In A Silent Way
Originaire de North London, Mark Hollis a grandi dans le même quartier que Ray Davies (The Kinks), Muswell Hill, perché sur la colline et isolé de la jungle urbaine. D’autres éléments conditionnent le parcours radical de Hollis dans la pop culture. Son frère aîné Ed participe à l’origine du punk anglais. Il manage Ed and The Hot Rats, groupe de pub rock qui tournera punk puis s’occupe notamment des Only Ones ou de Johnny Thunders. Il deviendra héroïnomane, ce qui traumatise son jeune frère.
C’est dans la mouvance punk que Mark Hollis débute facilement grâce aux connections de son frère. Au tournant des années 80, il se fait signer avec son groupe par EMI car ils jouent sur des synthétiseurs : c’est à la mode et ça ne coûte pas cher. Ils sont mis dans le même département que Duran Duran. Développés par les mêmes producteurs et gérés par les mêmes attachés de presse. Hollis n’est pas à l’aise dans cette case et cherche à gagner en indépendance grâce au succès. C’est ce qui se produit en 1984. Ils sortent "It’s My Life", plutôt ignoré en Angleterre. En Europe en revanche, les FM plébiscitent "It’s My Life" et "Such A Shame". Pour cette dernière, Mark Hollis, en pleine ère MTV, grave en un clip une image pour la postérité de l’anti-héros 80’s. Filmé seul à mimer sa chanson, on sait qu’il ne joue pas le jeu, qu’il n’est pas un entertainer. Le succès permet de poser ses exigences et Hollis veut se débarrasser des synthés pour le prochain album. EMI obtempère et The Colour Of Spring sort. C’est un carton.
Bourré de singles exigeants, Talk Talk devient un espèce de Pink Floyd 80’s, pris au sérieux. Hollis lui devient plus énigmatique. Il se dissimule derrière ses cheveux et des lunettes noires pour délivrer des performances possédées que Thom Yorke semble avoir copiées devant son miroir. EMI sent tenir son génie et laisse carte blanche et budget illimité pour la suite de The Colour Of Spring. Sauf qu’après la lassitude des synthés, Hollis est maintenant las du show business et des tournées. Seule la musique ramenée à une forme de pureté et de naïveté hypersensible le motive. Il crée des conditions hors normes en studio pour enregistrer Spirit Of Eden : éclairage à la bougie, improvisations. Quand EMI reçoit les bandes, ils sont horrifiés. Ils demandent un nouvel enregistrement tellement le disque est anti pop. Hollis refuse et ne daigne assurer une promo qu’à contre coeur. Il refuse de tourner expliquant que le disque reflète un moment impossible à recréer.

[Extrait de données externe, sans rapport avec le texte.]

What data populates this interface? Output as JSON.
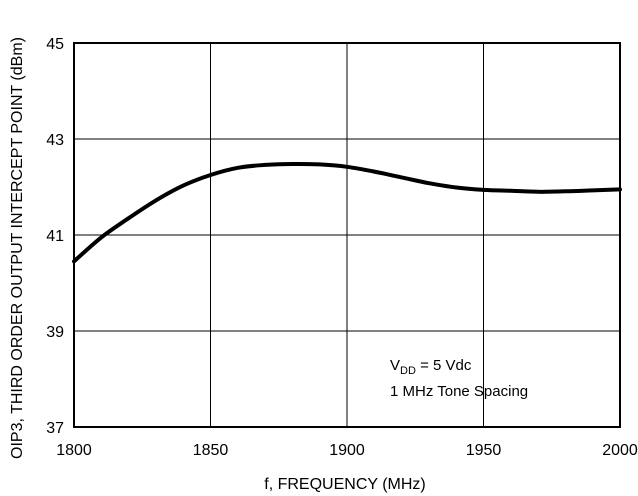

EMI sabote la promo du disque qui se vend tout de même mieux que prévu. Les avocats prennent le relais et Talk Talk et le label se battent longtemps pour régler leur divorce. Une fois acté, Polydor récupère ce qui reste du groupe et sort The Laughing Shock, initiateur du Post Rock, en 1991. Talk Talk disparaît ensuite. Hollis publie son album solo en 1998, énigmatique, plein de silences, puis se retire définitivement. En silence.
2020. Une équipe de cinéma sillonne les côtes anglaises pour tenter de percer le mystère entourant un disque paru 30 ans plus tôt, Spirit of Eden, et le passage de la lumière à l’ombre de ses auteurs Talk Talk. Mais le chanteur refuse de parler. Les autres membres du groupe aussi. La quête devient donc le sujet, le silence devient la bande sonore. Fascinant documentaire que ce In A Silent Way qui semble se trouver en cours de fabrication. Comme l’exprime très bien Gwenaël Breës : “est-ce que j’allais faire un film contre la volonté de ceux à qui je voulais rendre hommage, et célébrer leur radicalité en la trahissant ?”. La réponse n’appartient finalement à personne, pour peu qu’elle existe. On peut ne pas comprendre, on peut rester sur le côté, le chemin semblant trop long, étrange, peu aimable. Mais In A Silent Way n’est pas un film, pas un documentaire, pas même un hommage. C’est une quête de vérité. Et comme le souligne avec pertinence le journaliste Wyndham Wallace dans Classic Pop Magazine : « ce qui commence comme une quête de la vérité derrière certains des plus grands disques jamais réalisés finit - comme souvent - par se plier à la volonté d'Hollis, provoquant un film moins accessible mais finalement plus inventif qui reste sous l'emprise du pouvoir de l'énigme”. Pas mieux. (Nico P.)